As good as algorithmic recommendations are, I love finding new artists from playlists collected manually by friends who share my taste in music. I’ve stopped relying on online book recommendations unless they’re from reading lists of people I admire or who I subscribe to. It’s gotten to the point where I’m more confident of getting a sufficiently diverse range of relevant perspectives on a given issue from authors on Substack and discussions on Reddit than from general search results.

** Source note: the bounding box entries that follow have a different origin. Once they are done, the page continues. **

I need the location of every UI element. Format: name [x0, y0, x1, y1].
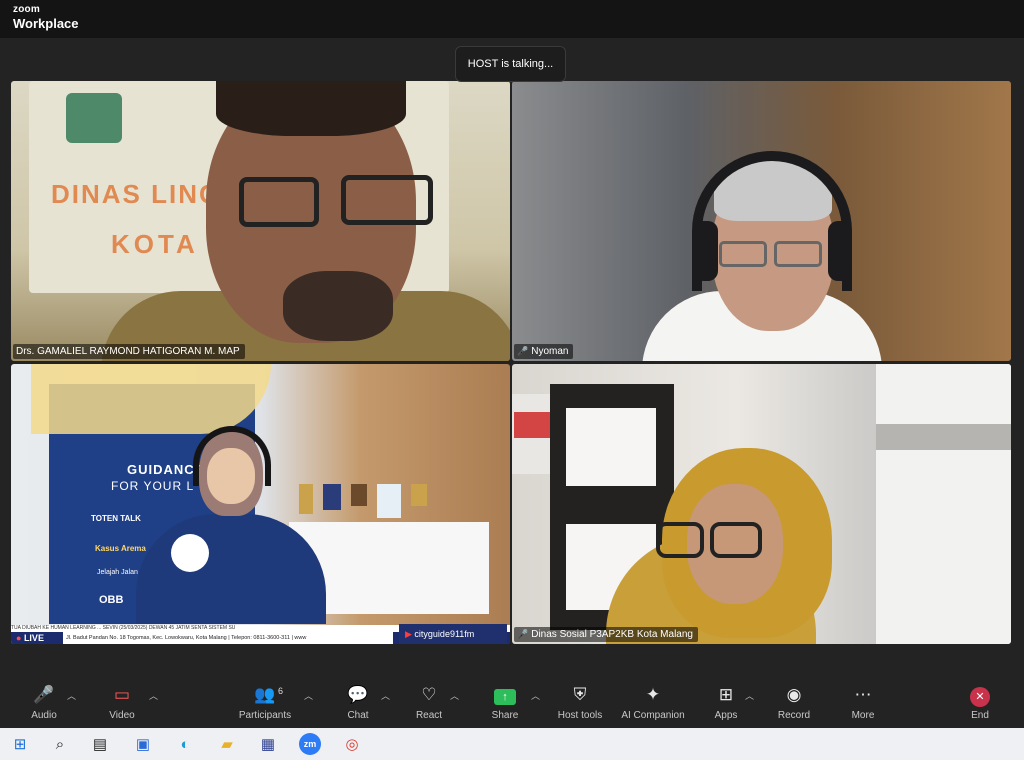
- video-tile-2[interactable]: 🎤 Nyoman: [512, 81, 1011, 361]
- chat-options-caret[interactable]: ︿: [381, 689, 390, 702]
- brand-big: Workplace: [13, 16, 79, 31]
- participant-name: Drs. GAMALIEL RAYMOND HATIGORAN M. MAP: [13, 344, 245, 359]
- live-badge: ● LIVE: [13, 632, 47, 644]
- store-icon[interactable]: ▣: [131, 732, 155, 756]
- person-hair: [216, 81, 406, 136]
- logo-icon: [171, 534, 209, 572]
- audio-options-caret[interactable]: ︿: [67, 689, 76, 702]
- beard: [283, 271, 393, 341]
- react-options-caret[interactable]: ︿: [450, 689, 459, 702]
- banner-item: Kasus Arema: [95, 544, 146, 553]
- edge-icon[interactable]: ◐: [173, 732, 197, 756]
- meeting-toolbar: 🎤 Audio ︿ ▭ Video ︿ 👥 6 Participants ︿ 💬…: [0, 676, 1024, 728]
- sign-text-2: KOTA: [111, 229, 199, 259]
- glasses-left: [656, 522, 704, 558]
- host-tools-button[interactable]: ⛨ Host tools: [544, 684, 616, 724]
- channel-badge: ▶ cityguide911fm: [399, 624, 507, 644]
- glasses-left: [239, 177, 319, 227]
- more-button[interactable]: ⋯ More: [827, 684, 899, 724]
- outdoor-view: [876, 364, 1011, 644]
- file-explorer-icon[interactable]: ▰: [215, 732, 239, 756]
- zoom-icon[interactable]: zm: [298, 732, 322, 756]
- video-off-icon: ▭: [113, 685, 131, 704]
- video-tile-1[interactable]: DINAS LING KOTA Drs. GAMALIEL RAYMOND HA…: [11, 81, 510, 361]
- trophies: [299, 484, 469, 524]
- glasses-right: [710, 522, 762, 558]
- task-view-icon[interactable]: ▤: [88, 732, 112, 756]
- title-bar: zoom Workplace: [0, 0, 1024, 38]
- brand-small: zoom: [13, 4, 40, 15]
- youtube-icon: ▶: [405, 629, 415, 639]
- awning: [876, 424, 1011, 450]
- ticker-text: Jl. Badut Pandan No. 18 Togomas, Kec. Lo…: [63, 632, 393, 644]
- mic-muted-icon: 🎤: [517, 629, 529, 639]
- end-icon: ✕: [944, 684, 1016, 707]
- ai-companion-button[interactable]: ✦ AI Companion: [617, 684, 689, 724]
- chrome-icon[interactable]: ◎: [340, 732, 364, 756]
- zoom-window: zoom Workplace DINAS LING KOTA Drs. GAMA…: [0, 0, 1024, 760]
- video-options-caret[interactable]: ︿: [149, 689, 158, 702]
- glasses-right: [774, 241, 822, 267]
- video-tile-4[interactable]: 🎤 Dinas Sosial P3AP2KB Kota Malang: [512, 364, 1011, 644]
- video-tile-3[interactable]: GUIDANCE FOR YOUR L TOTEN TALK Kasus Are…: [11, 364, 510, 644]
- banner-wave: [31, 364, 271, 434]
- banner-item: OBB: [99, 594, 124, 606]
- glasses-left: [719, 241, 767, 267]
- zoom-logo: zoom Workplace: [13, 4, 79, 31]
- sparkle-icon: ✦: [645, 685, 661, 704]
- windows-icon[interactable]: ⊞: [8, 732, 32, 756]
- record-icon: ◉: [786, 685, 802, 704]
- participants-count: 6: [278, 686, 284, 696]
- shield-icon: ⛨: [573, 685, 587, 704]
- banner-subtitle: FOR YOUR L: [111, 479, 195, 493]
- mic-muted-icon: 🎤: [517, 346, 529, 356]
- participant-name: 🎤 Nyoman: [514, 344, 574, 359]
- share-options-caret[interactable]: ︿: [531, 689, 540, 702]
- participants-options-caret[interactable]: ︿: [304, 689, 313, 702]
- windows-taskbar: ⊞ ⌕ ▤ ▣ ◐ ▰ ▦ zm ◎: [0, 728, 1024, 760]
- talking-indicator: HOST is talking...: [455, 46, 566, 82]
- apps-options-caret[interactable]: ︿: [745, 689, 754, 702]
- app-icon[interactable]: ▦: [256, 732, 280, 756]
- participants-icon: 👥: [254, 685, 276, 704]
- search-icon[interactable]: ⌕: [48, 732, 72, 756]
- emblem-icon: [66, 93, 122, 143]
- participant-name: 🎤 Dinas Sosial P3AP2KB Kota Malang: [514, 627, 698, 642]
- end-button[interactable]: ✕ End: [944, 684, 1016, 724]
- participants-button[interactable]: 👥 6 Participants: [229, 684, 301, 724]
- flag-red: [514, 412, 554, 438]
- sign-text-1: DINAS LING: [51, 179, 222, 209]
- headset-ear-left: [694, 221, 718, 281]
- video-button[interactable]: ▭ Video: [86, 684, 158, 724]
- banner-item: TOTEN TALK: [91, 514, 141, 523]
- more-icon: ⋯: [854, 685, 872, 704]
- record-button[interactable]: ◉ Record: [758, 684, 830, 724]
- glasses-right: [341, 175, 433, 225]
- headset-ear-right: [828, 221, 852, 281]
- door-window-top: [566, 408, 656, 486]
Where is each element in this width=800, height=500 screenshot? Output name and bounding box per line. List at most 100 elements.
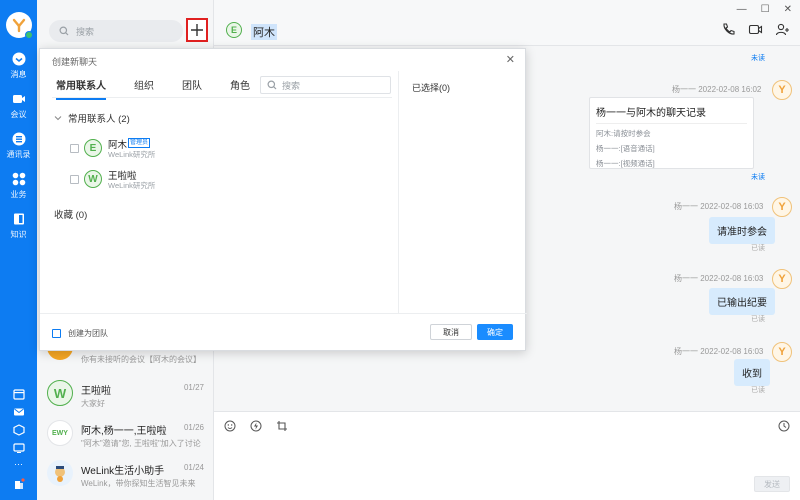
rail-item-contacts[interactable]: 通讯录 [0, 132, 37, 160]
plus-icon [191, 24, 203, 36]
chat-header: E 阿木 — ☐ ✕ [214, 0, 800, 46]
record-card-line: 阿木:请按时参会 [596, 129, 651, 138]
window-controls: — ☐ ✕ [737, 4, 792, 15]
mail-icon[interactable] [13, 406, 25, 418]
conversation-item-assistant[interactable]: WeLink生活小助手 01/24 WeLink，带你探知生活智见未来 [37, 456, 214, 498]
unread-status: 未读 [751, 55, 765, 62]
new-chat-button[interactable] [186, 18, 208, 42]
assistant-avatar [47, 460, 73, 486]
message-meta: 杨一一 2022-02-08 16:03 [674, 274, 764, 283]
lightning-icon[interactable] [250, 420, 262, 432]
sender-avatar[interactable]: Y [772, 80, 792, 100]
rail-label: 消息 [10, 70, 27, 79]
screenshot-crop-icon[interactable] [276, 420, 288, 432]
monitor-icon[interactable] [12, 442, 25, 454]
contact-org: WeLink研究所 [108, 181, 156, 190]
apps-grid-icon [12, 172, 25, 186]
conversation-item-group[interactable]: EWY 阿木,杨一一,王啦啦 01/26 "阿木"邀请"您, 王啦啦"加入了讨论… [37, 416, 214, 458]
create-chat-dialog: 创建新聊天 ✕ 常用联系人 组织 团队 角色 搜索 已选择(0) 常用联系人 (… [39, 48, 527, 351]
message-bubble[interactable]: 已输出纪要 [709, 288, 775, 315]
sender-avatar[interactable]: Y [772, 197, 792, 217]
record-card-line: 杨一一:[视频通话] [596, 159, 655, 168]
create-team-checkbox[interactable]: 创建为团队 [52, 328, 108, 339]
message-bubble[interactable]: 请准时参会 [709, 217, 775, 244]
frequent-contacts-group[interactable]: 常用联系人 (2) [54, 111, 130, 125]
message-bubble[interactable]: 收到 [734, 359, 770, 386]
contact-org: WeLink研究所 [108, 150, 156, 159]
record-card-title: 杨一一与阿木的聊天记录 [596, 108, 706, 119]
app-rail: 消息 会议 通讯录 业务 知识 ··· [0, 0, 37, 500]
read-status: 已读 [751, 245, 765, 252]
message-composer[interactable]: 发送 [214, 411, 800, 500]
dialog-footer-divider [40, 313, 527, 314]
add-member-icon[interactable] [775, 22, 790, 37]
search-icon [59, 26, 69, 36]
tab-underline [52, 97, 392, 98]
chat-contact-avatar[interactable]: E [226, 22, 242, 38]
selected-count: 已选择(0) [412, 83, 450, 93]
chat-record-card[interactable]: 杨一一与阿木的聊天记录 阿木:请按时参会 杨一一:[语音通话] 杨一一:[视频通… [589, 97, 754, 169]
rail-item-business[interactable]: 业务 [0, 172, 37, 200]
conversation-name: 阿木,杨一一,王啦啦 [81, 426, 167, 437]
sender-avatar[interactable]: Y [772, 269, 792, 289]
dialog-search-input[interactable]: 搜索 [260, 76, 391, 94]
conversation-date: 01/24 [183, 463, 204, 472]
conversation-name: WeLink生活小助手 [81, 466, 165, 477]
maximize-button[interactable]: ☐ [761, 4, 770, 15]
contact-row-wanglala[interactable]: W 王啦啦 WeLink研究所 [70, 168, 270, 194]
message-meta: 杨一一 2022-02-08 16:03 [674, 202, 764, 211]
rail-item-messages[interactable]: 消息 [0, 52, 37, 80]
search-icon [267, 80, 277, 90]
checkbox-box[interactable] [52, 329, 61, 338]
search-placeholder: 搜索 [76, 26, 95, 37]
contact-avatar: E [84, 139, 102, 157]
rail-item-meetings[interactable]: 会议 [0, 92, 37, 120]
calendar-icon[interactable] [12, 388, 25, 400]
dialog-close-button[interactable]: ✕ [506, 53, 515, 66]
more-icon[interactable]: ··· [14, 460, 23, 469]
favorites-group[interactable]: 收藏 (0) [54, 207, 87, 221]
group-title: 常用联系人 (2) [68, 114, 130, 125]
rail-bottom-tools: ··· [0, 388, 37, 490]
contacts-icon [12, 132, 25, 146]
video-call-icon[interactable] [748, 22, 763, 37]
chat-title[interactable]: 阿木 [251, 24, 277, 40]
admin-badge: 管理员 [128, 138, 151, 148]
rail-label: 知识 [10, 230, 27, 239]
rail-label: 业务 [10, 190, 27, 199]
contact-checkbox[interactable] [70, 175, 79, 184]
dialog-column-divider [398, 71, 399, 313]
contact-row-amu[interactable]: E 阿木 管理员 WeLink研究所 [70, 137, 270, 163]
book-icon [13, 213, 24, 225]
history-clock-icon[interactable] [778, 420, 790, 432]
message-meta: 杨一一 2022-02-08 16:03 [674, 347, 764, 356]
conversation-preview: 你有未接听的会议【阿木的会议】 [81, 355, 201, 364]
chevron-down-icon [54, 116, 62, 121]
conversation-preview: WeLink，带你探知生活智见未来 [81, 479, 196, 488]
conversation-item-wanglala[interactable]: W 王啦啦 01/27 大家好 [37, 376, 214, 418]
conversation-search-input[interactable]: 搜索 [49, 20, 183, 42]
emoji-icon[interactable] [224, 420, 236, 432]
contact-checkbox[interactable] [70, 144, 79, 153]
user-avatar[interactable] [5, 12, 33, 39]
phone-icon[interactable] [721, 22, 736, 37]
send-button[interactable]: 发送 [754, 476, 790, 492]
video-camera-icon [12, 95, 25, 103]
building-icon[interactable] [13, 478, 25, 490]
confirm-button[interactable]: 确定 [477, 324, 513, 340]
conversation-date: 01/26 [183, 423, 204, 432]
conversation-preview: "阿木"邀请"您, 王啦啦"加入了讨论... [81, 439, 201, 448]
conversation-preview: 大家好 [81, 399, 105, 408]
dialog-title: 创建新聊天 [52, 57, 98, 67]
record-card-line: 杨一一:[语音通话] [596, 144, 655, 153]
read-status: 已读 [751, 387, 765, 394]
conversation-name: 王啦啦 [81, 386, 111, 397]
record-card-divider [596, 123, 747, 124]
sender-avatar[interactable]: Y [772, 342, 792, 362]
cube-icon[interactable] [12, 424, 25, 436]
close-window-button[interactable]: ✕ [784, 4, 792, 15]
cancel-button[interactable]: 取消 [430, 324, 472, 340]
conversation-avatar: W [47, 380, 73, 406]
rail-item-knowledge[interactable]: 知识 [0, 212, 37, 240]
minimize-button[interactable]: — [737, 4, 747, 15]
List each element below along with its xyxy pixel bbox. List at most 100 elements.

Benedict Evans summed it up perfectly in a tweet: “All searches grow until you need curation. All curations grow until you need searches.”
It is an unavoidable truth that technology develops in cycles, often swinging like a pendulum between extremes. If it seems like technology giants are unattainable in today’s times, it’s only because we may not yet see the upstart lurking around the corner that’s about to be their downfall.
Take the Internet only. Even though it was originally designed to be open, our access today is almost exclusively facilitated by the services that determine what we get to see. All of the content, commerce, entertainment and social connections we consume are pre-packaged in an endlessly scrolling feed of information in an online experience that goes far beyond the basic open vision of the Internet.
I don’t mention this to denigrate those platforms or downplay the current state of the Internet, but because I believe the pendulum is already swinging in the opposite direction. It is impossible to ignore decentralized solutions—blockchain-based services and decentralized autonomous organizations—in the past five years, regarding the centralization of the open Internet once in the hands of a few. has emerged as a counter-argument to this narrative of extreme centralisation.
While I broadly agree that we should have fair rules in place to protect consumers from harm, I’m not yet convinced we need to because Big Tech grew too big to fail. Is. On the contrary, if we look at history, we are probably on the verge of a major cyclical change.
After all, current technologies have always been replaced by the next best thing.